Prima della riapertura i lavori, in ogni caso, non si sono fermati ed è stato fatto anche un lavoro di spolveratura (tra novembre e dicembre) che ha permesso una maggiore leggibilità dell’Ultima Cena realizzata da Leonardo, realizzata nei medesimi anni – rimarca la dottoressa Daffra – della Crocifissione del Montorfano, posta di fronte al Cenacolo e molto meno conosciuta ma non per questo meno importante storicamente.

Abbiamo raggiunto Daffra per chiederle più informazioni, soprattutto in merito alla sua dichiarazione precedente circa il ripensamento che va fatto del tempo di fruizione di musei e siti oltre il week end. Una riflessione condivisa con altri musei e che arriva nel momento di riapertura ma solo nei giorni feriali, per scongiurare un’altra chiusura.

Intervista Emanuela Daffra

«Quella che stiamo vivendo, complice l’emergenza sanitaria, è una riorganizzazione profonda – forse senza ritorno e forse non del tutto positiva – dei ritmi vita/ lavoro, almeno per certe tipologie di impiego. Perciò lo schema fino a ora usuale del fine settimana che corrispondeva a un’organizzazione di vita fatta di spesa, svago, cinema, teatro, mostre, musei, potrà essere messo in discussione. In una giornata lavorativa da casa con orari spalmati fin dopo le 19, è forse possibile ritagliarsi un paio di ore di respiro per fare una passeggiata ma anche per visitare un museo, per rivedere una chiesa studiata sui libri di scuola.
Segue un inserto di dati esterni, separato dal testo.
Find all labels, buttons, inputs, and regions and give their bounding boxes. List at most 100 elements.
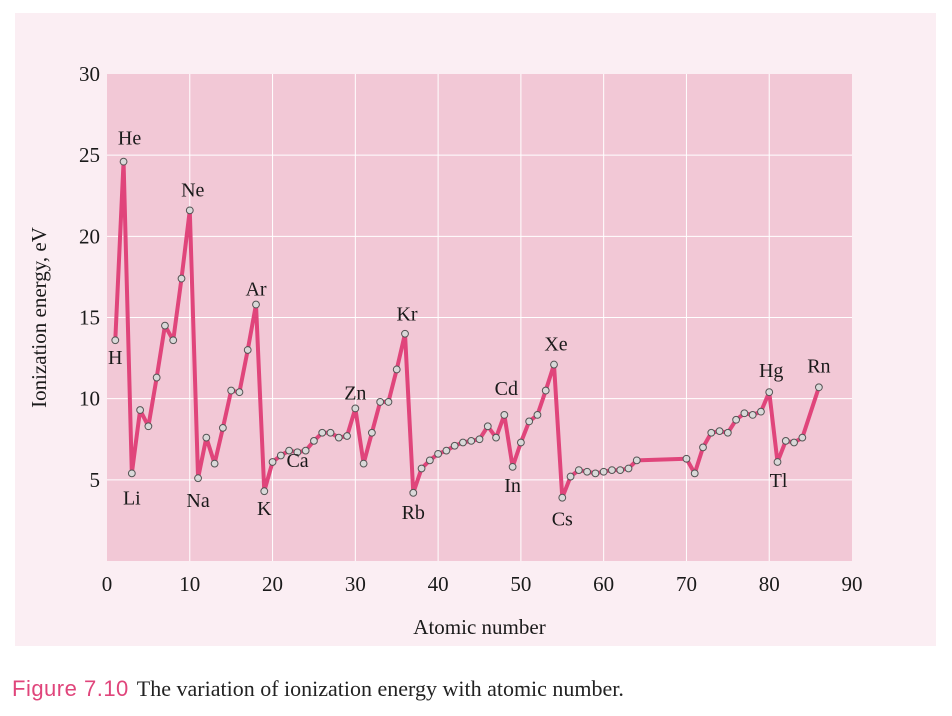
- data-point: [574, 466, 583, 474]
- data-point: [773, 458, 782, 466]
- data-point: [508, 462, 517, 471]
- x-tick-label: 30: [345, 572, 366, 596]
- data-point: [467, 436, 476, 445]
- x-tick-label: 50: [510, 572, 531, 596]
- y-axis-label: Ionization energy, eV: [27, 227, 51, 408]
- annotation-cd: Cd: [495, 378, 518, 400]
- annotation-cs: Cs: [552, 509, 573, 531]
- data-point: [343, 432, 351, 440]
- data-point: [194, 474, 202, 483]
- data-point: [268, 458, 277, 466]
- data-point: [500, 411, 509, 419]
- data-point: [202, 433, 211, 442]
- series-line: [113, 159, 821, 500]
- caption-label: Figure 7.10: [12, 676, 129, 701]
- data-point: [798, 433, 807, 442]
- x-tick-labels: 0 10 20 30 40 50 60 70 80 90: [102, 572, 863, 596]
- y-tick-label: 5: [90, 468, 101, 492]
- data-point: [790, 438, 798, 447]
- data-point: [707, 428, 716, 437]
- data-point: [434, 449, 443, 458]
- data-point: [293, 448, 302, 457]
- data-point: [136, 406, 145, 414]
- x-tick-label: 70: [676, 572, 697, 596]
- data-markers: [111, 157, 823, 502]
- y-tick-label: 20: [79, 224, 100, 248]
- x-tick-label: 80: [759, 572, 780, 596]
- annotation-ar: Ar: [245, 279, 266, 301]
- annotation-na: Na: [186, 490, 209, 512]
- data-point: [757, 407, 765, 416]
- figure-caption: Figure 7.10 The variation of ionization e…: [12, 676, 624, 702]
- data-point: [599, 467, 608, 476]
- data-point: [450, 441, 459, 450]
- data-point: [177, 274, 186, 283]
- annotation-h: H: [108, 347, 122, 369]
- data-point: [748, 411, 757, 419]
- y-tick-label: 30: [79, 62, 100, 86]
- data-point: [260, 487, 269, 496]
- data-point: [550, 360, 558, 369]
- data-point: [169, 336, 178, 345]
- data-point: [119, 157, 128, 166]
- y-tick-label: 25: [79, 143, 100, 167]
- data-point: [814, 383, 823, 392]
- annotation-ca: Ca: [286, 450, 308, 472]
- data-point: [111, 336, 120, 345]
- data-point: [690, 469, 699, 478]
- annotation-xe: Xe: [544, 334, 567, 356]
- data-point: [723, 428, 732, 437]
- data-point: [732, 415, 741, 424]
- y-tick-label: 15: [79, 306, 100, 330]
- data-point: [492, 433, 500, 442]
- annotation-hg: Hg: [759, 360, 783, 382]
- data-point: [624, 464, 633, 473]
- annotation-zn: Zn: [344, 382, 366, 404]
- data-point: [459, 438, 467, 447]
- data-point: [310, 436, 318, 445]
- grid: [107, 74, 852, 561]
- data-point: [210, 459, 219, 468]
- x-tick-label: 10: [179, 572, 200, 596]
- x-tick-label: 90: [842, 572, 863, 596]
- annotation-rb: Rb: [402, 502, 425, 524]
- data-point: [417, 464, 426, 473]
- data-point: [616, 466, 625, 474]
- data-point: [161, 321, 169, 330]
- data-point: [715, 427, 724, 436]
- data-point: [591, 469, 600, 478]
- annotation-rn: Rn: [807, 355, 830, 377]
- data-point: [781, 436, 790, 445]
- data-point: [442, 446, 451, 455]
- data-point: [334, 433, 343, 442]
- annotation-tl: Tl: [770, 470, 788, 492]
- data-point: [516, 438, 525, 447]
- annotation-ne: Ne: [181, 179, 204, 201]
- data-point: [401, 329, 409, 338]
- data-point: [475, 435, 484, 444]
- data-point: [367, 428, 376, 437]
- x-tick-label: 40: [428, 572, 449, 596]
- x-tick-label: 0: [102, 572, 113, 596]
- data-point: [541, 386, 550, 395]
- caption-text: The variation of ionization energy with …: [136, 676, 624, 701]
- figure-panel: 0 10 20 30 40 50 60 70 80 90 5 10 15 20 25 30 H He Li Ne N…: [15, 13, 936, 646]
- y-tick-labels: 5 10 15 20 25 30: [79, 62, 100, 492]
- data-point: [632, 456, 641, 465]
- data-point: [409, 488, 418, 497]
- data-point: [533, 411, 542, 419]
- data-point: [566, 472, 575, 481]
- data-point: [243, 346, 252, 354]
- data-point: [227, 386, 236, 395]
- data-point: [235, 388, 244, 397]
- data-point: [525, 417, 534, 426]
- data-point: [301, 446, 310, 455]
- data-point: [252, 300, 260, 309]
- element-annotations: H He Li Ne Na Ar K Ca Zn Kr Rb Cd In Xe Cs Hg Tl Rn: [108, 128, 831, 531]
- x-axis-label: Atomic number: [413, 615, 545, 639]
- data-point: [351, 404, 360, 413]
- data-point: [483, 422, 492, 431]
- data-point: [740, 409, 749, 418]
- data-point: [326, 428, 335, 437]
- data-point: [425, 456, 434, 465]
Credo che nei prossimi mesi tutto noi che lavoriamo per i musei dovremo essere molto attenti a captare e leggere segnali, ma anche a farci permeabili alle esigenze delle persone ed a farne un tema profondo di discussione e – soprattutto – di coordinamento dell’offerta. Lo scopo è quello di rendere continuo e attingibile un modo di trascorrere il tempo libero fertile come pochi.

Potremo forse scoprire che le prime ore del mattino dei giorni feriali possono essere ambite, anche ora che i giapponesi non ci sono; e che la fascia tra le 16 e le 18.30 è l’ideale per interrompere le attività e fare una pausa».

Naturalmente è un auspicio che anche i musei statali, con le loro modalità più rigide, debbano cercare di prendere parte attiva a questi ragionamenti.

Dunque, come emerge dalle parole di Emanuela Daffra, è in corso un riassestamento, dai tempi della fruizione alle nuove modalità da adottare, rese necessarie per restituire all’utenza quella esperienza, finora mancata, dello spazio museale e dell’arte. E la scelta importante – punto da sottolineare – di modificare e innovare il sistema di riscaldamento e raffrescamento con l’istallazione di una pompa di calore che genera nuova energia, sottolinea Daffra, corrisponde, più che a esigenze economiche, a motivazioni ambientali e, quindi, etiche, nell’ottica di ciò che recita l’Agenda 2030 dello Sviluppo Sostenibile.

Perché, come sottolineato dalla Direttrice Palazzo, «Il Museo deve essere portatore di consapevolezza e pensarsi, come alcuni ambiti accademici l’hanno definito, un’istituzione di ecologia culturale».